A number of media reports have discussed the controversy arising out of a new translation of the Koran carried out by Iranian-born Sufi scholar Laleh Bakhtiar and which some are calling a “feminist” translation. Accrding to Bakhtiar the work, entitled The Sublime Quaran, was written from a woman’s point of view, is welcoming to non-Muslim readers, and was largely was uncontroversial with the exception of the passage in the Koran on how to deal with “disobedient” women ( chapter four, verse 34). As one newspaper reports:
Most translations of the Qur’an, which Muslims believe to be the word of God revealed to Muhammad, say the woman should first be admonished, then left alone in her bed and then beaten, albeit lightly. “When I got to chapter four I had to really look at this carefully,” says Bakhtiar, a Chicago Islamic scholar ….”It took a lot of research time to see what it means. “It’s a command in the Qur’an, an imperative and the point is the Prophet never did it, it meant something else to him,” continues Bakhtiar, 68, one of seven children of an American nurse and Iranian doctor. She concluded that the word idrib, which she found could have 26 different meanings, was best translated as “to go away” or “to leave,” not some form of “to beat.””Why choose the word to harm somebody, when that’s not what the Prophet did? He was a model for humanity.”

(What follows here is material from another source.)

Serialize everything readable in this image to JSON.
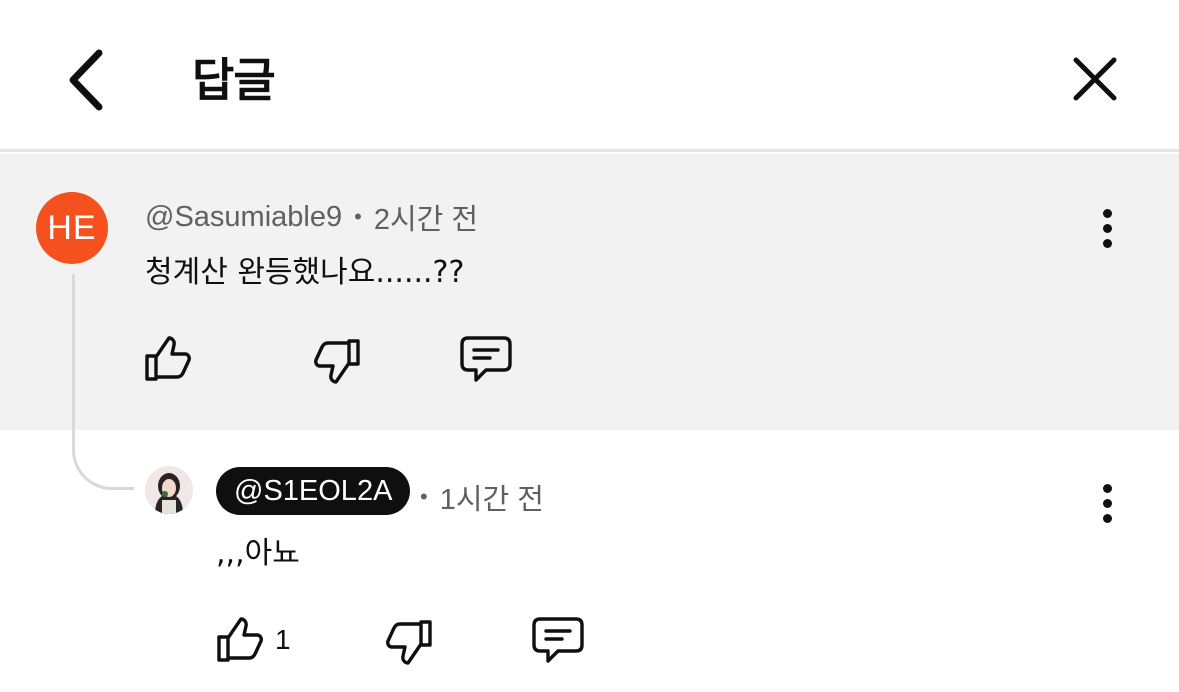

The report goes on to cite the head of the Canadian branch of the Islamic Society of North America (ISNA), a part of the U.S. Muslim Brotherhood, who says he would consider banning the work on the grounds that Bakhtiar is not an acceptable scholar:
Meanwhile, the head of one of Canada’s leading Muslim organizations said he would not permit Bahktiar’s book, The Sublime Quran, to be sold in the bookstore of the Islamic Society of North America (Canada). “Our bookstore would not allow this kind of translation,” says Mohammad Ashraf, ISNA’s secretary general. “I will consider banning it.” His objection is not that Bakhtiar is a female scholar, but that she was not trained at an academic institution accredited in the Muslim world ‘“ he cites the University of Medina in Saudi Arabia as such a place. “This woman-friendly translation will be out of line and will not fly too far,” he says. “Women have been given a very good place in Islam.”
In a display of disunity uncommon with Brotherhood organizations, the female President of the U.S. branch of ISNA issued a statement asking the Secretary-General of ISNA/ Canada to retract his statement, asserting the” right of scholarly inquiry and intellectual discussion on issues related to Islam”:
ISNA supports and encourages honest debate and scholarship on issues affecting the Muslim community. In particular, we have long been concerned with the misuse of Islam to justify injustice towards women. ISNA held its first domestic violence conference over ten years ago, and has since that time, has held numerous training and education seminars to promote domestic harmony and prevent violence against women. It should be noted, in fact, that Dr. Bakhtiar’s interpretation of Qur’anic verse 4:34 is not new, although we do not deny that she arrived at her position independently. A similar interpretation was offered by Dr Abdul Hamid Abu Sulayman, Rector of the International Islamic University of Malaysia, in a 2003 special edition of Islamic Horizons, ISNA’s flagship publication. It is unfortunate that many Muslims are unaware of the depth and sophistication of Qur’anic exegesis. ISNA is committed to rectifying this lack of knowledge and expects our administrators to promote ISNA’s values and mission.
It is not clear why this dispute between the two branches of the same organization was made public and not handled internally.